Main

Over 238 000 men are estimated to be diagnosed with prostate cancer in the United States this year, with 29 000 dying from the disease (American Cancer Society, 2013). Nearly 85% of these cancers will be detected by prostate-specific antigen (PSA) screening with diagnostic PSA level above 4.0 ng ml−1 (Glass et al, 2013). Two recently reported studies showed disparate findings with regard to the impact of PSA screening on prostate cancer-specific mortality, yet both showed that the single biggest risk for screening is overdetection (Andriole et al, 2009; Schröder et al, 2009). It is estimated that 10–56% of the cases of diagnosed prostate cancer would be ‘insignificant’ and not have had a meaningful clinical impact if they had remained undetected/untreated (Draisma et al, 2009). In low-risk patients, the Prostate Cancer Intervention versus Observation Trial demonstrated that a survival benefit cannot be observed in radical prostatectomy vs active surveillance (AS) after 10 years of median follow-up (Wilt et al, 2012). Despite this latter finding, the vast majority of men with prostate cancer are actively treated with surgery, radiation, androgen ablation, or all the three (Cooperberg et al, 2010). This holds true even for those cancers deemed ideal for surveillance or less aggressive treatments (Barocas et al, 2008).
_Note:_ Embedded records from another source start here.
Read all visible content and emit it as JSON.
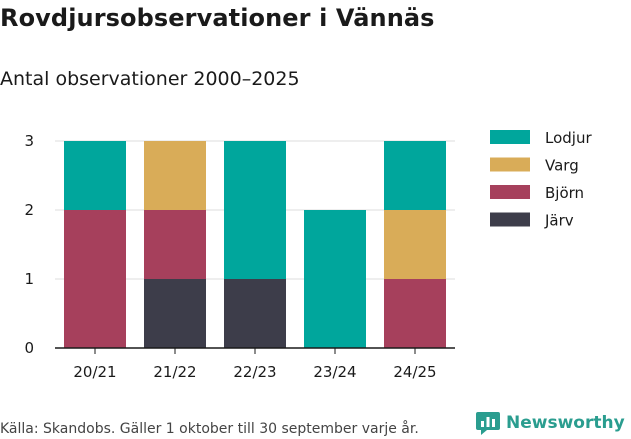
{
  "header": {
    "title": "Rovdjursobservationer i Vännäs",
    "subtitle": "Antal observationer 2000–2025"
  },
  "footer": {
    "source": "Källa: Skandobs. Gäller 1 oktober till 30 september varje år.",
    "brand": "Newsworthy"
  },
  "colors": {
    "Lodjur": "#00a69c",
    "Varg": "#d9ac58",
    "Björn": "#a6405c",
    "Järv": "#3d3d4a",
    "brand": "#2a9d8f"
  },
  "chart_data": {
    "type": "bar",
    "stacked": true,
    "title": "Rovdjursobservationer i Vännäs",
    "subtitle": "Antal observationer 2000–2025",
    "xlabel": "",
    "ylabel": "",
    "categories": [
      "20/21",
      "21/22",
      "22/23",
      "23/24",
      "24/25"
    ],
    "yticks": [
      0,
      1,
      2,
      3
    ],
    "ylim": [
      0,
      3
    ],
    "grid": true,
    "legend_position": "right",
    "series": [
      {
        "name": "Järv",
        "values": [
          0,
          1,
          1,
          0,
          0
        ]
      },
      {
        "name": "Björn",
        "values": [
          2,
          1,
          0,
          0,
          1
        ]
      },
      {
        "name": "Varg",
        "values": [
          0,
          1,
          0,
          0,
          1
        ]
      },
      {
        "name": "Lodjur",
        "values": [
          1,
          0,
          2,
          2,
          1
        ]
      }
    ],
    "legend_order": [
      "Lodjur",
      "Varg",
      "Björn",
      "Järv"
    ]
  }
}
Overdiagnosed prostate cancers can cause a negative impact on the quality-adjusted life years following PSA screening (Heijnsdijk et al, 2012). It is difficult to assure a patient that a low-risk cancer at biopsy is truly ‘insignificant’ as biopsies inherently undersample the prostate (Harnden et al, 2008; Shaw et al, 2014). Using contemporary AS protocols and standard multicore biopsy techniques, patients with no evidence of a high Gleason score cancer on biopsy still carry a significant risk of having a high-grade tumour when the prostate is removed and sampled completely (Iremashvilli et al, 2012). This is troubling as a number of clinical end points have been linked to Gleason score, including TNM stage, response to different therapies, biochemical failure, progression to metastatic disease, and survival, including prostate cancer-specific survival and overall survival (Partin et al, 1995, 2001; Kattan et al, 1998, 2003; Freedland et al, 2003; Cooperberg et al, 2005). A recent study reports that 36% of tumours with a Gleason score of 6 on biopsy are upgraded at radical prostatectomy to a Gleason score of 7 or higher (Epstein et al, 2012). A similar upgrading rate of 34% as well as an upstaging rate of 13% was also reported in both the African American and other racial groups (Jalloh et al, 2014).

Given the inherent limitations of biopsies, additional means are required to more accurately assess the tumour aggressiveness. Prostate cancer-specific methylation patterns detected in urine samples provide a potential source of additional information beyond what can be assessed by biopsy. In order to demonstrate that urine-sourced methylation patterns can discriminate between the aggressive and low-risk tumours, we developed a urine-based multiplex methylation specific PCR assay. The assay measures the copy number of β-Actin as a housekeeping gene and the methylation status of GSTP1 and APC, both of which have been shown previously to be associated with prostate cancer when detected in urine (Baden et al, 2011).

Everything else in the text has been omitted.